Domas acquisition: Not an attractive deal
Having spent roughly IDR330b for the Domas acquisition (IDR110b equity portion and IDR220b on capex & working capital), UNSP management expects to have significant revenue expansion in 2014 when the utilization rate of Domas reaches 90%. However, this is not that exciting in our view for three reasons. First, UNSP’s margin will experience significant contraction by entering the upstream industry (exhibit 23), translating to significant revenue increase but much more subdued at the bottom line level.  Second, we expect return on equity to stay low going forward as it did in 2010A ROE of 5%, which was lower than 2009A ROE of 10% (exhibit 13).
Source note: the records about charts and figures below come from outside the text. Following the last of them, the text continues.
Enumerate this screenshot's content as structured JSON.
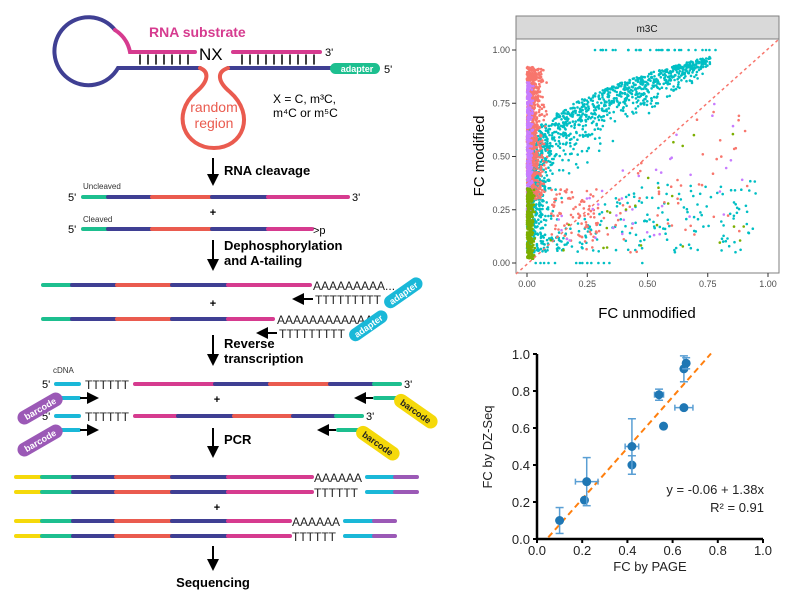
{
  "colors": {
    "teal": "#1dbf8f",
    "navy": "#3f3f93",
    "coral": "#ea5b4f",
    "magenta": "#d63b8f",
    "cyan": "#1ab8d8",
    "purple": "#9b59b6",
    "yellow": "#f5d90a",
    "adapter_teal": "#1dbf8f",
    "series_red": "#f8766d",
    "series_cyan": "#00bfc4",
    "series_purple": "#c77cff",
    "series_green": "#7cae00",
    "bar_blue": "#1f77b4",
    "fit_orange": "#ff7f0e"
  },
  "schema": {
    "hairpin": {
      "rna_substrate_label": "RNA substrate",
      "nx_label": "NX",
      "three_prime": "3'",
      "five_prime": "5'",
      "adapter_label": "adapter",
      "random_region_line1": "random",
      "random_region_line2": "region",
      "x_def_line1": "X = C, m³C,",
      "x_def_line2": "m⁴C or m⁵C"
    },
    "steps": [
      {
        "label_line1": "RNA cleavage",
        "label_line2": ""
      },
      {
        "label_line1": "Dephosphorylation",
        "label_line2": "and A-tailing"
      },
      {
        "label_line1": "Reverse",
        "label_line2": "transcription"
      },
      {
        "label_line1": "PCR",
        "label_line2": ""
      },
      {
        "label_line1": "Sequencing",
        "label_line2": ""
      }
    ],
    "cleavage": {
      "uncleaved_label": "Uncleaved",
      "cleaved_label": "Cleaved",
      "five_prime": "5'",
      "three_prime": "3'",
      "cyclic_phosphate": ">p",
      "plus": "+"
    },
    "tailing": {
      "polyA_1": "AAAAAAAAA...",
      "polyT_1": "TTTTTTTTT",
      "polyA_2": "AAAAAAAAAAAA...",
      "polyT_2": "TTTTTTTTT",
      "adapter_label": "adapter",
      "plus": "+"
    },
    "rt": {
      "cdna_label": "cDNA",
      "five_prime": "5'",
      "three_prime": "3'",
      "polyT": "TTTTTT",
      "barcode_label": "barcode",
      "plus": "+"
    },
    "pcr": {
      "polyA": "AAAAAA",
      "polyT": "TTTTTT",
      "plus": "+"
    }
  },
  "chart_data": [
    {
      "type": "scatter",
      "title": "m3C",
      "facet_label": "m3C",
      "xlabel": "FC unmodified",
      "ylabel": "FC modified",
      "xlim": [
        0,
        1
      ],
      "ylim": [
        0,
        1
      ],
      "xticks": [
        "0.00",
        "0.25",
        "0.50",
        "0.75",
        "1.00"
      ],
      "yticks": [
        "0.00",
        "0.25",
        "0.50",
        "0.75",
        "1.00"
      ],
      "grid": false,
      "reference_line": {
        "style": "dashed",
        "color": "#f8766d",
        "slope": 1,
        "intercept": 0
      },
      "series": [
        {
          "name": "red",
          "color": "#f8766d",
          "description": "dense cluster x 0-0.15, y 0.3-0.95 plus scattered points below diagonal"
        },
        {
          "name": "cyan",
          "color": "#00bfc4",
          "description": "main band rising from (0.05,0.5) to (0.75,0.97); many scattered below diagonal y 0.05-0.35"
        },
        {
          "name": "purple",
          "color": "#c77cff",
          "description": "cluster x 0-0.05, y 0.2-0.85; sparse scattered points"
        },
        {
          "name": "green",
          "color": "#7cae00",
          "description": "cluster x 0-0.05, y 0.02-0.35; sparse scattered points"
        }
      ]
    },
    {
      "type": "scatter",
      "title": "",
      "xlabel": "FC by PAGE",
      "ylabel": "FC by DZ-Seq",
      "xlim": [
        0,
        1
      ],
      "ylim": [
        0,
        1
      ],
      "xticks": [
        "0.0",
        "0.2",
        "0.4",
        "0.6",
        "0.8",
        "1.0"
      ],
      "yticks": [
        "0.0",
        "0.2",
        "0.4",
        "0.6",
        "0.8",
        "1.0"
      ],
      "grid": false,
      "points": [
        {
          "x": 0.1,
          "y": 0.1,
          "xerr": 0.0,
          "yerr": 0.07
        },
        {
          "x": 0.21,
          "y": 0.21,
          "xerr": 0.0,
          "yerr": 0.0
        },
        {
          "x": 0.22,
          "y": 0.31,
          "xerr": 0.05,
          "yerr": 0.13
        },
        {
          "x": 0.42,
          "y": 0.4,
          "xerr": 0.0,
          "yerr": 0.05
        },
        {
          "x": 0.42,
          "y": 0.5,
          "xerr": 0.03,
          "yerr": 0.15
        },
        {
          "x": 0.56,
          "y": 0.61,
          "xerr": 0.0,
          "yerr": 0.0
        },
        {
          "x": 0.54,
          "y": 0.78,
          "xerr": 0.02,
          "yerr": 0.03
        },
        {
          "x": 0.65,
          "y": 0.71,
          "xerr": 0.04,
          "yerr": 0.0
        },
        {
          "x": 0.65,
          "y": 0.92,
          "xerr": 0.0,
          "yerr": 0.07
        },
        {
          "x": 0.66,
          "y": 0.95,
          "xerr": 0.0,
          "yerr": 0.03
        }
      ],
      "fit": {
        "intercept": -0.06,
        "slope": 1.38,
        "x_range": [
          0.05,
          0.77
        ]
      },
      "annotation_equation": "y = -0.06 + 1.38x",
      "annotation_r2": "R² = 0.91"
    }
  ]
}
Third, the impact of consolidated debt from Domas will continue to burden UNSP, as displayed by 2010 net gearing of 26.8%, up from 10.9% in 2009.  UNSP earnings in the next few years will depend on its IDR3t debt restructuring result (exhibit 22). 
 
Underperforming estates to persist
The Agri Resources B.V. (ARBV) acquisition (32k ha planted from 56k ha area) has a negative impact on the overall 2010 productivity of UNSP with FFB yield of 13.8, down 19% y-y, and 32% discount from the industry (exhibit 16). Note that UNSP’s estates are currently in their productive stage, with average age of 12 year old (exhibit 20).  Thus, while we expect some improvement ahead, we believe productivity will still remain below industry average with unexciting long-term growth in matured area (exhibit 8,9 & 10).
 
Rich valuation coupled with low profitability
Considering UNSP’s high leverage, low productivity and low profitability, we reiterate our bearish view on this company. We forecast UNSP’s top line IDR5.2t (+73% y-y) and IDR450b (-44% y-y) bottom line on much lower other incomes from one-off gains.  UNSP’s rich valuation of 11.1x 2011 PE and negative average two-year growth are unattractive when compared to the sector’s 2011 PE of 13.1x and PEG of 1.0x (exhibit 6). Taking into account UNSP’s low 2011F ROE of 5.1%, our IDR325 TP assumes a reasonable de-rating to 10.0x 2011 PE.  The stock is a HOLD at best in our view.